Tess Wiley

„Es ist für mich keine Frage, dass Musik in jeder Kita einen hohen Stellenwert haben sollte.“
Tess Wiley ist seit vielen Jahren Wahl-Hessin und gebürtige US-Amerikanerin. Die Singer-Songwriterin ist für ihre gefühlvolle Stimme und ihre Mischung aus Folk, Pop und Indie-Rock bekannt.
Sie begleitet den Kinderladen Gießen mit dem Projekt „Singen und Springen“. Es lädt Kinder dazu ein, spielerisch musikalische Vielfalt zu erleben, eigene Texte wie Quatschgedichte und Dada-Poesie zu vertonen und so Offenheit, Gemeinschaftsgefühl und demokratische Werte durch Musik, Kunst und Rhythmus zu fördern. Das Ziel ist „Open Earedness“, die Bereitschaft und Fähigkeit, sich unvoreingenommen auf unterschiedliche Klänge, Musikstile und Ausdrucksformen einzulassen. Daraus ist auch das neue Kita-Lied des Kinderladens entstanden, das sie gemeinsam getextet und aufgenommen haben.

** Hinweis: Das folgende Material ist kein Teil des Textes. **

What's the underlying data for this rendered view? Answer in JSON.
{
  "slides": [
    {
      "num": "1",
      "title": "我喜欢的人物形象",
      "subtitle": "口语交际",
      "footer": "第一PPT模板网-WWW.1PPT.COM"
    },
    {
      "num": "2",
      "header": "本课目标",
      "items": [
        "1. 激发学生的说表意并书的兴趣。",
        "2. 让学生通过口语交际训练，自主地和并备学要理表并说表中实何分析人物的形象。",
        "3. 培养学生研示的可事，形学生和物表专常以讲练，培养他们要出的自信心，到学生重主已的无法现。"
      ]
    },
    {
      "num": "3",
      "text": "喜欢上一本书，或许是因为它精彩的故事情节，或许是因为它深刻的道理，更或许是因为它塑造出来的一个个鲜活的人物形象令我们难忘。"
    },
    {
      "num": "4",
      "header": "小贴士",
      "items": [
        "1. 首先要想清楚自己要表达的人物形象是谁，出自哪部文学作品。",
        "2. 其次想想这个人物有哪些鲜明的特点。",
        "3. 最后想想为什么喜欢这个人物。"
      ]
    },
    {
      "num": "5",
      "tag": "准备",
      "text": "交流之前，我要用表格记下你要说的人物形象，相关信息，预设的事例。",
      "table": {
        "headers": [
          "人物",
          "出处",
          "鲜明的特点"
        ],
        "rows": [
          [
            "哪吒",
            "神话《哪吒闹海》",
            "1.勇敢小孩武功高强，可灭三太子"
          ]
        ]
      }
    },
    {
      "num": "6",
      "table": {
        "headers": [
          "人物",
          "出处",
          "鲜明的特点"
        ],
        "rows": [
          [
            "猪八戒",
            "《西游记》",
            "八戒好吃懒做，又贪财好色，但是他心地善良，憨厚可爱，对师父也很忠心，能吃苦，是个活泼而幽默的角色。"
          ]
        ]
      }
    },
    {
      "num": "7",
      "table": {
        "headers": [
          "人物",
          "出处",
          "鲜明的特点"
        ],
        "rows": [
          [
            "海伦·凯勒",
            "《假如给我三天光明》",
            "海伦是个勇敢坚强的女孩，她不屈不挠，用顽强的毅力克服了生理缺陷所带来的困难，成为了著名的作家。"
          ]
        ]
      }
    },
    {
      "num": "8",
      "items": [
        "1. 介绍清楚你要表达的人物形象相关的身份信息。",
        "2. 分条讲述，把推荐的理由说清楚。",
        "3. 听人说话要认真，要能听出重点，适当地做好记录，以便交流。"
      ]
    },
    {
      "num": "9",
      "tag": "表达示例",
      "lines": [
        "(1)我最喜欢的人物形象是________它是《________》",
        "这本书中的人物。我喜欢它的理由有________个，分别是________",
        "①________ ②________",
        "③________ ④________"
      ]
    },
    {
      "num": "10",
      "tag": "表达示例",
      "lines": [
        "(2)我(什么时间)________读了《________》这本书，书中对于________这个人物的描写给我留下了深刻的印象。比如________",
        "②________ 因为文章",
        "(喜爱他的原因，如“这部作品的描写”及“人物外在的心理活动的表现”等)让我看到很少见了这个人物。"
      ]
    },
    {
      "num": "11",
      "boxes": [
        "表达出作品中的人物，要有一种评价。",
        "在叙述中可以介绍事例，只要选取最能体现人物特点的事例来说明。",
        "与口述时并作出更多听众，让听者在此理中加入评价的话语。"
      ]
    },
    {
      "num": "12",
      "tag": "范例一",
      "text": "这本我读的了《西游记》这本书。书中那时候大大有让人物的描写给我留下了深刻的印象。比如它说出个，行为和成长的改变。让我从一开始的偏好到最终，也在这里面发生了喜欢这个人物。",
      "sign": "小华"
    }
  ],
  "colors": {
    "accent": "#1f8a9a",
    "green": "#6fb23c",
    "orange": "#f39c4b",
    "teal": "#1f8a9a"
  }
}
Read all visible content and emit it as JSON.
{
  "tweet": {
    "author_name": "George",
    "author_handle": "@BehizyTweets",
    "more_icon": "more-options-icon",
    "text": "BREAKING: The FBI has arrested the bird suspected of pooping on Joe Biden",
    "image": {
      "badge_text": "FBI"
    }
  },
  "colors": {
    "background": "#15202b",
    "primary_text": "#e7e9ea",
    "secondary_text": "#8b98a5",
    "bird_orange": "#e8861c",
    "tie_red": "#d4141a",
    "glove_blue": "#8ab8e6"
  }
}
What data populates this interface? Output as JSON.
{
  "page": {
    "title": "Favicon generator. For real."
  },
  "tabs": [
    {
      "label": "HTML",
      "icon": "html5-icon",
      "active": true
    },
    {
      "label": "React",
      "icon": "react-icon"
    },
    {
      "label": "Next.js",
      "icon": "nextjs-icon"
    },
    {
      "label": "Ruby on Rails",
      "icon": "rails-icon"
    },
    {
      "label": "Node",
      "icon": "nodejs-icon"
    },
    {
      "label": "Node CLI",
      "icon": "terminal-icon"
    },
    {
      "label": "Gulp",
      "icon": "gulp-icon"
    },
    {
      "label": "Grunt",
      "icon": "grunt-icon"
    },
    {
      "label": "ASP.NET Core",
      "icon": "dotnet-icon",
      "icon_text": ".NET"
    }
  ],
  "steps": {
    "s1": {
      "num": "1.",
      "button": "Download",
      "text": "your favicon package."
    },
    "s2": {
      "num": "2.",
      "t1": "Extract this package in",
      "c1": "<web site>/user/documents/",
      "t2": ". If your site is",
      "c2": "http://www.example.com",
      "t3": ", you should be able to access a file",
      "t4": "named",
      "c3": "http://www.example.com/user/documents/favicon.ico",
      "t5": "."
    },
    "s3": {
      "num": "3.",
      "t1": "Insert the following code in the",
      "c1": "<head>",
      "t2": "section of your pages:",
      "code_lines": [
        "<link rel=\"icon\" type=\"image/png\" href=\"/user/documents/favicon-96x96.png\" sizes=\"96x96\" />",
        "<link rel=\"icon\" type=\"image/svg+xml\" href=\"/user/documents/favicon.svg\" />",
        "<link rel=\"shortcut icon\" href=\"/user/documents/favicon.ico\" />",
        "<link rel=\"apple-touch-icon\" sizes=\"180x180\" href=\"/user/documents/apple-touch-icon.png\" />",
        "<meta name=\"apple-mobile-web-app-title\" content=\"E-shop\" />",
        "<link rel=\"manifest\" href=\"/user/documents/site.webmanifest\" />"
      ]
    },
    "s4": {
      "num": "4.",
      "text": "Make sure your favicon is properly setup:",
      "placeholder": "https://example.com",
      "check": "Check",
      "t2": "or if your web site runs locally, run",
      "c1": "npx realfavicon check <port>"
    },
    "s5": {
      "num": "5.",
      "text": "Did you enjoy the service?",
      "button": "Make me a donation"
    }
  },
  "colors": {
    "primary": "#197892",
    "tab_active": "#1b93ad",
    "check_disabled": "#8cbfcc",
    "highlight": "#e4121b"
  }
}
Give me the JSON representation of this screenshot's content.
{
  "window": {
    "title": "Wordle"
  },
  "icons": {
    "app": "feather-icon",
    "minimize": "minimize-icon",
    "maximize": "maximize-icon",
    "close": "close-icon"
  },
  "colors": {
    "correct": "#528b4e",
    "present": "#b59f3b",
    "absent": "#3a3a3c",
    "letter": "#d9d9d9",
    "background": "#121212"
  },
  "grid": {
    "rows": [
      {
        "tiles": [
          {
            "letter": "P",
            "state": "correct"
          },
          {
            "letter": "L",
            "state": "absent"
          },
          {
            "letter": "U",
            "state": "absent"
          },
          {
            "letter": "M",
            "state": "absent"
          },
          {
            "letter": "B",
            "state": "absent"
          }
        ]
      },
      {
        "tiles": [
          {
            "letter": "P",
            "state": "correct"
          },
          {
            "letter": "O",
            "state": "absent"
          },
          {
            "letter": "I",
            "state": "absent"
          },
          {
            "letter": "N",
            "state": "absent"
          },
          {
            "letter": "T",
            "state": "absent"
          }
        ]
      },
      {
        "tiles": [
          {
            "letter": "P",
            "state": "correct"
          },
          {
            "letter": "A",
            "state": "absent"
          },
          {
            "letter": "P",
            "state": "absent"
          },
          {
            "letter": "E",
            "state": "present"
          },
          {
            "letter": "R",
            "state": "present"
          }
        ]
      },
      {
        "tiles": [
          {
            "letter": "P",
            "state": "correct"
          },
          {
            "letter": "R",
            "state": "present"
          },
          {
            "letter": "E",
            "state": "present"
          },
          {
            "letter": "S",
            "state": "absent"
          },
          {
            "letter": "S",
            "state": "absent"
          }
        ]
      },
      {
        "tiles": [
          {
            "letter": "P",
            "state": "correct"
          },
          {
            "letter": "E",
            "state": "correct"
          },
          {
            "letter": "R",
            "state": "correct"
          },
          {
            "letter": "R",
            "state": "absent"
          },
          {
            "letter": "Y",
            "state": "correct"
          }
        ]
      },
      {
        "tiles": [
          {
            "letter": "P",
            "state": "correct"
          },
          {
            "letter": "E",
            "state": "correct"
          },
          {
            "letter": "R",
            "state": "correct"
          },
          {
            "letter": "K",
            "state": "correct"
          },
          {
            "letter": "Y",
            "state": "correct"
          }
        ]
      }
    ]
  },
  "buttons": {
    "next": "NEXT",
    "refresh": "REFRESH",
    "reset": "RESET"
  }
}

Wir haben Tess Wiley interviewt, um sie als Expertin besser kennen lernen und vorstellen zu können.
Was hängt an deinem Schlüsselbund?
Am Schlüsselbund habe ich tatsächlich eine Lasche, auf der zu lesen ist: “Sei nicht so pingelig!”. Ich habe das wohl bei einer Probe des Chors, den ich leite, gesagt – aber weiß nicht mehr, wozu. Ein Sänger fand es lustig und hat Schlüsselbänder für den ganzen Chor gemacht.
Was hat Musik dir als Kind bedeutet – und wer hat dich ermutigt, dranzubleiben?
Ich wuchs in einer sehr musikalischen Familie auf, und mein Vater, der selbst Musiker ist, hat oft Platten aufgelegt, wozu wir Kinder gerne tanzten. Meine Eltern haben mich auf jeden Fall sehr ermutigt – und auch sehr angetrieben. Ich musste damals jeden Tag 30 Minuten Klavier üben. Mit Eieruhr! Heute bin ich froh, wenn meine Schüler in dem Alter (ca. zehn Jahre) vier Mal pro Woche 15 Minuten üben.
Was passiert, wenn Kinder Musik machen dürfen – wirklich selbst, nicht nur zuhören?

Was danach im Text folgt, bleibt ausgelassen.